Bloomberg fights chronic absenteeism
by Heather Senison
May 16, 2012 | 3995 views | 0 0 comments | 36 36 recommendations | email to a friend | print
Mayor Michael Bloomberg last week launched a $9 million ad campaign aimed at reducing chronic absenteeism in public schools.

The campaign, created by AT&T and the Ad Council, includes a new Web site, SchoolEveryDayNYC.org, which includes a Truancy and Absenteeism Help Center and an ARIS Parent Link, which allows parents to track their kids' attendance records.

According to Bloomberg, there are 200,000 chronically absent students in New York City public schools, meaning they miss at least two days of school a month, equating to a likeliness of dropping out before high school graduation.
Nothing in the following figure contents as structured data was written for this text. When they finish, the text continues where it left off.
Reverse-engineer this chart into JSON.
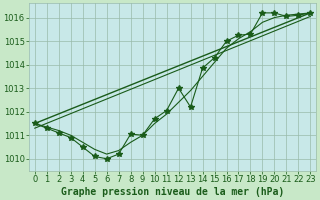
{
  "background_color": "#c8e8c8",
  "plot_bg_color": "#c8e8e8",
  "grid_color": "#99bbaa",
  "line_color": "#1a5c1a",
  "title": "Graphe pression niveau de la mer (hPa)",
  "tick_fontsize": 6,
  "title_fontsize": 7,
  "xlim": [
    -0.5,
    23.5
  ],
  "ylim": [
    1009.5,
    1016.6
  ],
  "yticks": [
    1010,
    1011,
    1012,
    1013,
    1014,
    1015,
    1016
  ],
  "xticks": [
    0,
    1,
    2,
    3,
    4,
    5,
    6,
    7,
    8,
    9,
    10,
    11,
    12,
    13,
    14,
    15,
    16,
    17,
    18,
    19,
    20,
    21,
    22,
    23
  ],
  "jagged_x": [
    0,
    1,
    2,
    3,
    4,
    5,
    6,
    7,
    8,
    9,
    10,
    11,
    12,
    13,
    14,
    15,
    16,
    17,
    18,
    19,
    20,
    21,
    22,
    23
  ],
  "jagged_y": [
    1011.5,
    1011.3,
    1011.1,
    1010.9,
    1010.5,
    1010.1,
    1010.0,
    1010.2,
    1011.05,
    1011.0,
    1011.7,
    1012.05,
    1013.0,
    1012.2,
    1013.85,
    1014.3,
    1015.0,
    1015.25,
    1015.3,
    1016.2,
    1016.2,
    1016.05,
    1016.1,
    1016.2
  ],
  "smooth_x": [
    0,
    1,
    2,
    3,
    4,
    5,
    6,
    7,
    8,
    9,
    10,
    11,
    12,
    13,
    14,
    15,
    16,
    17,
    18,
    19,
    20,
    21,
    22,
    23
  ],
  "smooth_y": [
    1011.5,
    1011.35,
    1011.2,
    1011.0,
    1010.7,
    1010.4,
    1010.2,
    1010.35,
    1010.7,
    1011.0,
    1011.5,
    1011.9,
    1012.4,
    1012.9,
    1013.5,
    1014.1,
    1014.7,
    1015.1,
    1015.4,
    1015.8,
    1016.0,
    1016.1,
    1016.15,
    1016.2
  ],
  "trend_x": [
    0,
    23
  ],
  "trend_y": [
    1011.5,
    1016.2
  ],
  "trend2_x": [
    0,
    23
  ],
  "trend2_y": [
    1011.3,
    1016.05
  ]
}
“Such serious absenteeism clearly jeopardizes their ability to keep up in school, it's also often a tip-off of students who face other troubles, unrelated health or emotional issues, neglect or abuse at home or serious problems that ned to be addressed right away,” Bloomberg said to reporters, city officials and students in the P.S. 91 Richard Arkwright School in Glendale on Thursday, May 10.

P.S. 91 is one of 50 pilot schools under Bloomberg's “Every Student, Every Day” campaign launched in 2010. The program so far has supplied 4,000 at-risk students with mentors to help encourage them to go to school.

Absenteeism in the pilot elementary schools dropped 27 percent through the end of March, 21 percent in middle schools and 7 percent in high schools. The program will extend to 100 schools next year, according to Bloomberg.

The new ad campaign includes posters to be displayed on buses, kiosks and five million Metrocards starting next year, making it the largest anti-absence initiative in the country.

The poster displays the slogan, “It's 9 a.m., do you know where your kids are?” along with a link to the online resource.

Also under the campaign, the 311 hotline will direct parents to the new online resource, and staff in public libraries will be trained to assist parents with tools to handle absenteeism.

According to national research, 75 percent of students who are chronically absent in sixth grade do not graduate high school.

“If that isn't an early predictor of disaster for our children and this country, I don't know what is,” Bloomberg said.

Focus groups held by the mayor's Interagency Task Force on Truancy, Chronic Absenteeism and School Engagement, found that most parents don't know that their kids are chronically absent, don't know the reason or how to handle the issue.

“If you're not at school, you can't learn, and if you're not coming to school, maybe there are other problems that you have or that the family has that would keep you from learning,” Bloomberg said. “Many parents and guardians either don't recognize the consequences of chronic absenteeism or don't know what to do about it.”

Quinn Corcino Sr., father of P.S. 91 fifth grader Quinn Corcino Jr., said his son went from missing 29 days of school last year due to a health issue his sister suffers from to three this year, and is now at the top of his honors class.

He said the “Every Student, Every Day” program raised awareness among parents, and gave his son mentors at school, who reward him with awards and encouragement.

“Having the mentors in place really made coming to school something for my son that was very gratifying,” the elder Corcino said. “They met him every morning and greeted him,”

He said the mentors speak with his son throughout the day and sometimes they sit together for lunch.

“He always speaks of his mentors highly,” he added.